Using stark arbeiten is either wrong or would sound very unusual. stark is used more for strength or intensity of something else:
- starker Kaffee – strong coffee
- starker Wind – strong wind
- stark verbessert – greatly improved
So hart arbeiten is the natural, standard phrase for to work hard.
In the Perfekt tense, most verbs take haben as the auxiliary. sein is used mainly for:
- verbs of movement / change of place (gehen, kommen, fahren, laufen, etc.)
- verbs indicating a change of state (einschlafen, sterben, wachsen, etc.)
- a few special verbs (bleiben, sein, passieren)
arbeiten and lachen:
- do not express a change of location
- do not express a change of state
- are just regular activities
So they take haben:
- Ich habe gearbeitet. – I have worked.
- Wir haben gelacht. – We (have) laughed.
✗ Wir sind gearbeitet and ✗ wir sind gelacht are ungrammatical.
Yes, you could say:
Nach unserem Streit gestern arbeiteten wir heute hart und lachten trotzdem zusammen.
Grammatically, that’s fine. But in modern spoken German, people usually prefer the Perfekt (haben gearbeitet, haben gelacht) for completed past actions, especially in conversation.
Rough rule of thumb:
- Spoken German: mostly Perfekt
- Wir haben heute hart gearbeitet und zusammen gelacht.
- Written / formal narrative (stories, reports, novels): more Präteritum (simple past)
- Wir arbeiteten heute hart und lachten zusammen.
So your original sentence using haben gearbeitet and (haben) … gelacht sounds natural and conversational.
German allows one auxiliary to serve for several past participles in a coordinated structure.
Your sentence:
… haben wir heute hart gearbeitet und trotzdem zusammen gelacht.
Here:
- haben is the single auxiliary for both gearbeitet and gelacht
- Structure: haben
- [subject + adverbs] + gearbeitet und … gelacht
If you want, you can explicitly repeat haben, but it sounds heavier:
- … haben wir heute hart gearbeitet und haben trotzdem zusammen gelacht.
That’s grammatically correct, but the original version (only one haben) is more natural and fluent.

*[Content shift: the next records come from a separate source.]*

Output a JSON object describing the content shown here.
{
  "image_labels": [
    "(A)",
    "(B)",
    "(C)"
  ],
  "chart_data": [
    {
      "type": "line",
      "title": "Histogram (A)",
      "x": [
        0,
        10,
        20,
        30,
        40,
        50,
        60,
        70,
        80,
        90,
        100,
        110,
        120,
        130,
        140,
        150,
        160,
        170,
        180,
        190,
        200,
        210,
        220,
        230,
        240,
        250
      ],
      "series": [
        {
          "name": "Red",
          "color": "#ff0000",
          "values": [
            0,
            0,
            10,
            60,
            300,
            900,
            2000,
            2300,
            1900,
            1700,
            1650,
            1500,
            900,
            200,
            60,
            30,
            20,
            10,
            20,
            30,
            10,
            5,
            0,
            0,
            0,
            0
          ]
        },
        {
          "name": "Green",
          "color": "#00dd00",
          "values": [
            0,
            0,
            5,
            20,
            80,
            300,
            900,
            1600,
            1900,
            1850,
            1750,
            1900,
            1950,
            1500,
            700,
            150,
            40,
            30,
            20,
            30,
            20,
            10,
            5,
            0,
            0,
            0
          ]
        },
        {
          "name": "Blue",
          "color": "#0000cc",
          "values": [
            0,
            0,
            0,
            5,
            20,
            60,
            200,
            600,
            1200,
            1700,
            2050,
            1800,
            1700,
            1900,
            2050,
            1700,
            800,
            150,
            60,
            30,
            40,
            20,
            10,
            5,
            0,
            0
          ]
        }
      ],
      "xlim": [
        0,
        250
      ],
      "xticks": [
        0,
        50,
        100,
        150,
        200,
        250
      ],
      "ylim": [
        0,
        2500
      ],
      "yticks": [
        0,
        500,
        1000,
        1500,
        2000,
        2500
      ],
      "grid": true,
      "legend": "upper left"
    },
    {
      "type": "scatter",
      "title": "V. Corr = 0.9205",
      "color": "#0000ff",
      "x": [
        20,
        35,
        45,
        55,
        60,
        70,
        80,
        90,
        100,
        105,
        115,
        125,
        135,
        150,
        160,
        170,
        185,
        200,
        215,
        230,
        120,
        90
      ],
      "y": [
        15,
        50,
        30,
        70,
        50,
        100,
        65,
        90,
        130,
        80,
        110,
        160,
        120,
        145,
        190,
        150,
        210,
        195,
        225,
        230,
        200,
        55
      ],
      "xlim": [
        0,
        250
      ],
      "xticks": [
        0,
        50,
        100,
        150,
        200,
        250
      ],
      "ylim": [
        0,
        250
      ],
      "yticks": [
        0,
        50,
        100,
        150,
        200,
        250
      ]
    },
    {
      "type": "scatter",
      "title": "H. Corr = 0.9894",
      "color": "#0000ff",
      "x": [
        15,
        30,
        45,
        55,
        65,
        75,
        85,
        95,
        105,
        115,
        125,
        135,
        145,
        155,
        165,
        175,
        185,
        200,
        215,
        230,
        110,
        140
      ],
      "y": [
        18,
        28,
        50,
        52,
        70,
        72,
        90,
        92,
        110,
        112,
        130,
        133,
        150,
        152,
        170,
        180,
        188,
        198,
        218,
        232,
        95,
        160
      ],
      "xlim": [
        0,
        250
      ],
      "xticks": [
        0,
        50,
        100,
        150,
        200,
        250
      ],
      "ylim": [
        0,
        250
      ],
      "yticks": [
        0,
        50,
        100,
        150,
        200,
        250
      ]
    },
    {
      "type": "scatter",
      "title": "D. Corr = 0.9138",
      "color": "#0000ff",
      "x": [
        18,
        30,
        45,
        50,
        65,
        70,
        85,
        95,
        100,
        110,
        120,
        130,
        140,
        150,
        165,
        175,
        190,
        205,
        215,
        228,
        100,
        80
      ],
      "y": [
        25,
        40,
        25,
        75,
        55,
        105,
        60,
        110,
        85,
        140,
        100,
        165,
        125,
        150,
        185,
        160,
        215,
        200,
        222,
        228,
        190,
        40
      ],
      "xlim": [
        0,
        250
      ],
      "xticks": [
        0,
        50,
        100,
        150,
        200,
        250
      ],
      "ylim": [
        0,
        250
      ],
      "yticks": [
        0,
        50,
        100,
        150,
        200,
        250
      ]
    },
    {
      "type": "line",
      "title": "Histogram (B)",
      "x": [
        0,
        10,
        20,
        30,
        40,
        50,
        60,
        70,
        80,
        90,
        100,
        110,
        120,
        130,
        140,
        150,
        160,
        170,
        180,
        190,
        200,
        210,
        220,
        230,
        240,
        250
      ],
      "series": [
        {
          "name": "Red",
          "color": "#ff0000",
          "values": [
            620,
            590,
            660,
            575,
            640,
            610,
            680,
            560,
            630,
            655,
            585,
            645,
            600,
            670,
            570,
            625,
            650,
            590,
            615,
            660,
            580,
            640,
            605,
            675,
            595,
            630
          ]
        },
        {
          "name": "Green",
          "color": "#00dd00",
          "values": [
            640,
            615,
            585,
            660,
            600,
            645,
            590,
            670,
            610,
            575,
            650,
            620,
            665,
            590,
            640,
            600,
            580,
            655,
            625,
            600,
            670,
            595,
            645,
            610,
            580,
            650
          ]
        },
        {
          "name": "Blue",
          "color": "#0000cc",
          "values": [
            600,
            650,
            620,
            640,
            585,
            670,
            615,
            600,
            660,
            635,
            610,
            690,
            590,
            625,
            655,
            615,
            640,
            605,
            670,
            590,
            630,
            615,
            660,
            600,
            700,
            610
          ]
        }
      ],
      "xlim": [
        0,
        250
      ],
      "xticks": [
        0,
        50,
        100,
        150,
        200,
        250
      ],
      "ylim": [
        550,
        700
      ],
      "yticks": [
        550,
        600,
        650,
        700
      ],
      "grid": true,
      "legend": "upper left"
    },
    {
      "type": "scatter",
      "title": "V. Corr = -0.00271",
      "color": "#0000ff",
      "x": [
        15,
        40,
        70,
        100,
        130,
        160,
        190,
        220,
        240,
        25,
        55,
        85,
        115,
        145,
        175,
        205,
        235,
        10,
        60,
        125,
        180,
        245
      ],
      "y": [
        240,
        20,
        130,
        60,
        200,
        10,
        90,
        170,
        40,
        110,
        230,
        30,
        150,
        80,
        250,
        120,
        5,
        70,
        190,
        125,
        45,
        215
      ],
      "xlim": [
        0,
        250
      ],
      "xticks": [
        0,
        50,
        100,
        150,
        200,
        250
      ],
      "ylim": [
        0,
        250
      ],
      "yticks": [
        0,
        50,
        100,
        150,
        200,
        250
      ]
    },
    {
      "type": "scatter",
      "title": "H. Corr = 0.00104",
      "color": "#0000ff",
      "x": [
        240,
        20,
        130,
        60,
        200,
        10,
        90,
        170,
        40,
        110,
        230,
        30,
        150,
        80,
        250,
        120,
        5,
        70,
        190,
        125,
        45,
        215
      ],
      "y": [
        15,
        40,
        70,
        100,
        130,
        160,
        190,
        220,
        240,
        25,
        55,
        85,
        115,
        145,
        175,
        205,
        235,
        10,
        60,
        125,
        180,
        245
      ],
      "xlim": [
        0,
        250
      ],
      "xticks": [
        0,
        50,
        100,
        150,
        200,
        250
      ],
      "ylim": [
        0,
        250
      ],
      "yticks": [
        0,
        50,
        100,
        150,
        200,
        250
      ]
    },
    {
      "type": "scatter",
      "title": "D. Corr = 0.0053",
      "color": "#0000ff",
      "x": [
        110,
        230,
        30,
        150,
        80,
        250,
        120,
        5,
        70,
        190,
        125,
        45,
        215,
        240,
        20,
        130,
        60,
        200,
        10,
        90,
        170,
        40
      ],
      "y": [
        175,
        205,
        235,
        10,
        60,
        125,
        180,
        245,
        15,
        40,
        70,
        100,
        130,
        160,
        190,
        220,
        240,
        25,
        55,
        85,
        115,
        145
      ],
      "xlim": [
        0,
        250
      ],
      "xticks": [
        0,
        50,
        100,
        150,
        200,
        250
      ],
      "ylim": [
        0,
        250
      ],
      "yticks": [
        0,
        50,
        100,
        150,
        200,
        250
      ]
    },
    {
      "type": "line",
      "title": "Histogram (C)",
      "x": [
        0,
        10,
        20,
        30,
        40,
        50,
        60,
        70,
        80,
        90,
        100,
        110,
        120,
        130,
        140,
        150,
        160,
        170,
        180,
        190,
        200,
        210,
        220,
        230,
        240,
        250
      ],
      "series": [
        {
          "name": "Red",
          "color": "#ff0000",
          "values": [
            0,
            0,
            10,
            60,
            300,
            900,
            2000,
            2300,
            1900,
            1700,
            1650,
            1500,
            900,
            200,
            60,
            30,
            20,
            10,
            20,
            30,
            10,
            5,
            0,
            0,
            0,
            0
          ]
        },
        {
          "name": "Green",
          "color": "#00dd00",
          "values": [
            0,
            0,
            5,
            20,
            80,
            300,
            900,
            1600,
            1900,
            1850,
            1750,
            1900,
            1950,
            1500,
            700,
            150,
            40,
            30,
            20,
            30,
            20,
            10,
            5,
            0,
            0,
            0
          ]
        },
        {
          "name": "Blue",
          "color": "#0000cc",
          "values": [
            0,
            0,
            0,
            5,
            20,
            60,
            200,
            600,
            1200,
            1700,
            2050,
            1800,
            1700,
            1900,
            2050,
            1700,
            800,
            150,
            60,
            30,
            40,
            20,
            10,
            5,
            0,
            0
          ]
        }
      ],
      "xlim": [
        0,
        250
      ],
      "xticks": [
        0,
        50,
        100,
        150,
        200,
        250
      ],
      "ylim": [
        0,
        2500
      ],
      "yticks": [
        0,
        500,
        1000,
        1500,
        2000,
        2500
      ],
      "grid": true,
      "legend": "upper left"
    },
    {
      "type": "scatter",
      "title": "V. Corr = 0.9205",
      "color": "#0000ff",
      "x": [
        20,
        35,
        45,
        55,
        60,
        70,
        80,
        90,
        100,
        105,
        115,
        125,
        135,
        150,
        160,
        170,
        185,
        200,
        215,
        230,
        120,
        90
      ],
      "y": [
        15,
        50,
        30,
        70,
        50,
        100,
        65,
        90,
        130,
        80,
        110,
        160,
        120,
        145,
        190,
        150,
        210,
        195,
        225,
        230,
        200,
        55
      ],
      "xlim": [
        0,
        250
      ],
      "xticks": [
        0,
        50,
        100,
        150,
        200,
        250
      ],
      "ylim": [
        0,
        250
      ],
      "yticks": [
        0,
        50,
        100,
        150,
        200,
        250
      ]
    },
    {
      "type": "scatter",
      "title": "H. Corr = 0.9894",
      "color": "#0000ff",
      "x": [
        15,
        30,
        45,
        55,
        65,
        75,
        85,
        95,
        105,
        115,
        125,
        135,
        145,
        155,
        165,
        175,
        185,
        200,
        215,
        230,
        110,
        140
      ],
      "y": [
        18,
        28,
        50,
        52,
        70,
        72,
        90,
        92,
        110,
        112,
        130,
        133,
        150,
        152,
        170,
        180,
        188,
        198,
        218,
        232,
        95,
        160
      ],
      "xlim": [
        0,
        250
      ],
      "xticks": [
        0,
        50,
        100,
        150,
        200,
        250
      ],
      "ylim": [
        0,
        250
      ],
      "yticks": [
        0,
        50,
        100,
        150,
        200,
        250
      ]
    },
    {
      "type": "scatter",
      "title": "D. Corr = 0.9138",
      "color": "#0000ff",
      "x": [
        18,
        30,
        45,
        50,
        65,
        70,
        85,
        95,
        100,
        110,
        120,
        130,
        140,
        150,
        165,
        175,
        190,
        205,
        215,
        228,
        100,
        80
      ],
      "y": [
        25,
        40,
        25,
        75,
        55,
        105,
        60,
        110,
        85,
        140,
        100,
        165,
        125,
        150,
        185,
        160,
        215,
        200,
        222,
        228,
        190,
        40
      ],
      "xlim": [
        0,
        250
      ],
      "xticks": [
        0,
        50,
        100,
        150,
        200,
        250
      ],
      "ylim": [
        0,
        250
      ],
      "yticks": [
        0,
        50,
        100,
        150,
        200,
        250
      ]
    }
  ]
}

Word order in the Mittelfeld (middle of the sentence) has some flexibility, but certain combinations are more natural because they form a strong collocation.
- zusammen lachen (to laugh together) is a very common phrase.
In the Perfekt, the past participle goes to the end, but zusammen tends to stay close to the verb it belongs with, before the participle:
- Wir haben zusammen gelacht. – Natural
- Wir haben alle zusammen gelacht. – Also natural
You can say:
- Wir haben gelacht, zusammen.
But that sounds like an added afterthought: We laughed – together, with special emphasis on the together part. It’s possible, but not the neutral, default order.
So zusammen gelacht is the standard, neutral word order.
Streit is a noun from the verb streiten (to argue, quarrel). Its meaning sits between argument, quarrel, and fight, usually in a verbal/emotional sense.
- It often implies raised voices, disagreement, tension:
- Wir hatten einen Streit. – We had an argument / a fight.
- It does not automatically imply physical violence. For a physical fight you’d more often say:
- Kampf, Schlägerei, or use verbs like sich prügeln.
So in Nach unserem Streit gestern …, a very natural translation is:
- After our argument yesterday …
or - After our fight yesterday …
with the default assumption that this is a verbal conflict unless context suggests otherwise.